Em entrevista à Agência FAPESP, Steiner fala sobre os planos para o IEA, cuja diretoria assumiu para um mandato de quatro anos. Uma das primeiras novidades será a criação de "semestres temáticos", que deverão unir jovens pesquisadores com nomes consagrados da ciência paulista e brasileira.


Agência FAPESP – Em seu discurso de posse, o senhor lançou a idéia inédita de implantar semestres temáticos no IEA. Como vai funcionar essa proposta que conta, inclusive, com a aprovação do conselho deliberativo da instituição?
João Steiner - Esse é um projeto que ainda estamos estruturando. A idéia é, a cada seis meses, ter um tema central no IEA, assuntos que serão conduzidos por líderes. Ainda não definimos como será essa escolha, mas podemos dizer que tais profissionais ficarão um ano inteiro no instituto. No primeiro semestre, não farão nada que não seja o planejamento do segundo semestre, quando, então, serão realizadas as atividades referentes ao tema planejado. E isso vai incluir a realização de conferências, reuniões, workshops, simpósios, cursos, papers, dossiês e até livros. Esses líderes terão a colaboração de dois bolsistas de pós-doutoramento. Vamos ter sempre dois líderes e quatro bolsistas trabalhando. Metade do grupo planejando e a outra metade executando.
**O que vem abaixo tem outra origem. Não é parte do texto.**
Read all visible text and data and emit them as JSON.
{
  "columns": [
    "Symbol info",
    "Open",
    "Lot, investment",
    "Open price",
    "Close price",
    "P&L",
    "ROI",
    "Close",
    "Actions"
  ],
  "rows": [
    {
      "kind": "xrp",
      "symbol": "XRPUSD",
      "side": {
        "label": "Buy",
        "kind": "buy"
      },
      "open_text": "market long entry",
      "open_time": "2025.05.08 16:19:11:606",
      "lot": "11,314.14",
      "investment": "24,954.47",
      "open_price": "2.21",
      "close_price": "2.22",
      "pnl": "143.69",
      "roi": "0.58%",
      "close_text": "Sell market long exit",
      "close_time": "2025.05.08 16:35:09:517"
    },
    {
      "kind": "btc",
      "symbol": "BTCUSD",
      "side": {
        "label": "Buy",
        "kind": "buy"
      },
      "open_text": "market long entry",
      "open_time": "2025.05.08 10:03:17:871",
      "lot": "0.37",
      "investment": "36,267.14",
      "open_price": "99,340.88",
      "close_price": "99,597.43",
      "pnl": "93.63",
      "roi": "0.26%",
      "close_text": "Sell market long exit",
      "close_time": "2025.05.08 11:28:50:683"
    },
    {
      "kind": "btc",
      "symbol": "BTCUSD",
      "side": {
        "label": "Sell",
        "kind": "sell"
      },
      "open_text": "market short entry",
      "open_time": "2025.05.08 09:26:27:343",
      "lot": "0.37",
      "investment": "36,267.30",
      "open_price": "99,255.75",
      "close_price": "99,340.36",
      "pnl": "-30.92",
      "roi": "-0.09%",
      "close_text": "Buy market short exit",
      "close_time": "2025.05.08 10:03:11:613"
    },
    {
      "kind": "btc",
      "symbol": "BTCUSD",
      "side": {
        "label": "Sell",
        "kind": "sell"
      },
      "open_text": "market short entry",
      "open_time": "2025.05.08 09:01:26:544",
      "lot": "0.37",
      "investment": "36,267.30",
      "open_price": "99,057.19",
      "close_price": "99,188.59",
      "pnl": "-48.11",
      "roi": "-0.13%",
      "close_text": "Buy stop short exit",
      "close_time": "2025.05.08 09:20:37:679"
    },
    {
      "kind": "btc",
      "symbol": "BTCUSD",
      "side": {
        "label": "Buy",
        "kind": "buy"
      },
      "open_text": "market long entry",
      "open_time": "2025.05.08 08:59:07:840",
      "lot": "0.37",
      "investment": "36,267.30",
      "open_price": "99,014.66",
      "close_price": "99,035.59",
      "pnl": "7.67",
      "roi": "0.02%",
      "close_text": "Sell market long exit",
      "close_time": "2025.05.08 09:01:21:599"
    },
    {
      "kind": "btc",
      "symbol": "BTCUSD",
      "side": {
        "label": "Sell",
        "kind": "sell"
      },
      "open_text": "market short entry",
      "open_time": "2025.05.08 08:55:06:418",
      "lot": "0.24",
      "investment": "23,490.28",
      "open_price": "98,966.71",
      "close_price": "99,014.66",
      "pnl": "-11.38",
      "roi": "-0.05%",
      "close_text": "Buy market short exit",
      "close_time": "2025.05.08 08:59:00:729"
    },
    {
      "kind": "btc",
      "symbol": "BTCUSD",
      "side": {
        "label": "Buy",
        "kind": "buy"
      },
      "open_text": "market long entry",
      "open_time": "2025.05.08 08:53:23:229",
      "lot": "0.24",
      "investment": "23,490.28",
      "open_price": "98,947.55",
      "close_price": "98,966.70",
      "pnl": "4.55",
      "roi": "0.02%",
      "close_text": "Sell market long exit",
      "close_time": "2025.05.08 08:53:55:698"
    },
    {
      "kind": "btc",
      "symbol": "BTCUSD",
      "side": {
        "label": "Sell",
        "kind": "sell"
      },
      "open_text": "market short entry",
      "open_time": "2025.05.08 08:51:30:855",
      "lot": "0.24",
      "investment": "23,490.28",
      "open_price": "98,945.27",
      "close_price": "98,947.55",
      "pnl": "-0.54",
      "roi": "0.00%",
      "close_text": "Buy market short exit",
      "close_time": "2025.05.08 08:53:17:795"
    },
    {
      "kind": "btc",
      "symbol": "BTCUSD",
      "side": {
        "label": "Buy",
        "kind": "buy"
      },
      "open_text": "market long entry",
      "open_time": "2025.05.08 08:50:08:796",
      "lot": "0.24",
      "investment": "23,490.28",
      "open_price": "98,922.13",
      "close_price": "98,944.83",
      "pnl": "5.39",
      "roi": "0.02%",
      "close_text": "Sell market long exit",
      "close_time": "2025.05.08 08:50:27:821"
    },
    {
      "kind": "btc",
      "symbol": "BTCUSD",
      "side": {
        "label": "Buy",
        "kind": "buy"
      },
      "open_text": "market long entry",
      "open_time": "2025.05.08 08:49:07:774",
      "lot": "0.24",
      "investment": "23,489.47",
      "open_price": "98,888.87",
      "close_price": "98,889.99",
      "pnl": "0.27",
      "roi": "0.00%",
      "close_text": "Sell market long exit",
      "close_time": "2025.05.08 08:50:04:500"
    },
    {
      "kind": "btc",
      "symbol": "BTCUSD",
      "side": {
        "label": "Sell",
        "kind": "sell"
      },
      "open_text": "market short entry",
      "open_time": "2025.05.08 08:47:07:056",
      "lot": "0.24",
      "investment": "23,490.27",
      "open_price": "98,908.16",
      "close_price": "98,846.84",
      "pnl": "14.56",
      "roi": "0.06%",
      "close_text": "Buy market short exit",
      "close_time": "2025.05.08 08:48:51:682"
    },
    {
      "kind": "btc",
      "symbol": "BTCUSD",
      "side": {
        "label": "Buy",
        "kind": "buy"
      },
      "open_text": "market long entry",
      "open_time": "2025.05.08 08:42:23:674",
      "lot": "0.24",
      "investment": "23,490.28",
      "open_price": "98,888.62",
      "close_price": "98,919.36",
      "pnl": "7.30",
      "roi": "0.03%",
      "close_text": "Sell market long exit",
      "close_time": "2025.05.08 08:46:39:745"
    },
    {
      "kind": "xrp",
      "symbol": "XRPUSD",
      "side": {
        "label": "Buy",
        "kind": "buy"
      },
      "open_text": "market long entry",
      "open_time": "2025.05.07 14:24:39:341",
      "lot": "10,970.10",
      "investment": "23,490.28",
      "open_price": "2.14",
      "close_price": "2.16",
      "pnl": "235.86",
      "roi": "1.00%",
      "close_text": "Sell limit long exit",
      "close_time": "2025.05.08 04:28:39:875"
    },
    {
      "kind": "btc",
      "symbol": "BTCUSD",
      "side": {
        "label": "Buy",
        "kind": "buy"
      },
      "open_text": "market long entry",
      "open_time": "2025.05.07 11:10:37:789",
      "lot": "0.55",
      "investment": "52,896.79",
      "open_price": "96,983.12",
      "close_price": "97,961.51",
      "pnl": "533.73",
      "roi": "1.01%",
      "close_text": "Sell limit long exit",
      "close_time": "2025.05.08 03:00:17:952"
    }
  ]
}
Agência FAPESP – Então, em quatro anos, serão oito temas. Eles estão definidos?
Steiner - Ainda não, mas, certamente, as temáticas escolhidas serão atuais, tanto de ciência como de cultura. Vamos, inclusive, abrir um espaço na homepage do IEA (www.usp.br/iea) para que a sociedade possa se manifestar. Todo aquele que tiver uma contribuição poderá nos enviar pela internet. Esse será um dos insumos que o conselho deliberativo irá considerar na definição dos temas semestrais.

Agência FAPESP – Apenas para dar um exemplo, os transgênicos, que estão sendo muito discutidos, poderiam ser um tema em potencial?
Steiner - Sem dúvida. Não estou querendo dizer que esse tema já foi escolhido, mas é um exemplo importante, um assunto em relação ao qual a sociedade está esperando uma contribuição da ciência e da universidade. A questão ambiental, por exemplo, que está cada vez mais dramática, também pode ser um outro bom exemplo de um tema semestral.

Agência FAPESP – A participação de doutores recém-formados nesse novo projeto tem algum motivo especial?
Steiner - A intenção é misturar a "senhoridade" com a "junioridade", o que é muito importante. Os jovens terão a oportunidade de ficar um ano aqui. Eles não vão ficar mais porque se trata de uma instituição de circulação de idéias, em que as pessoas devem dar espaço aos próximos. A programação temática semestral também acabará impondo um certo ritmo às atividades do IEA.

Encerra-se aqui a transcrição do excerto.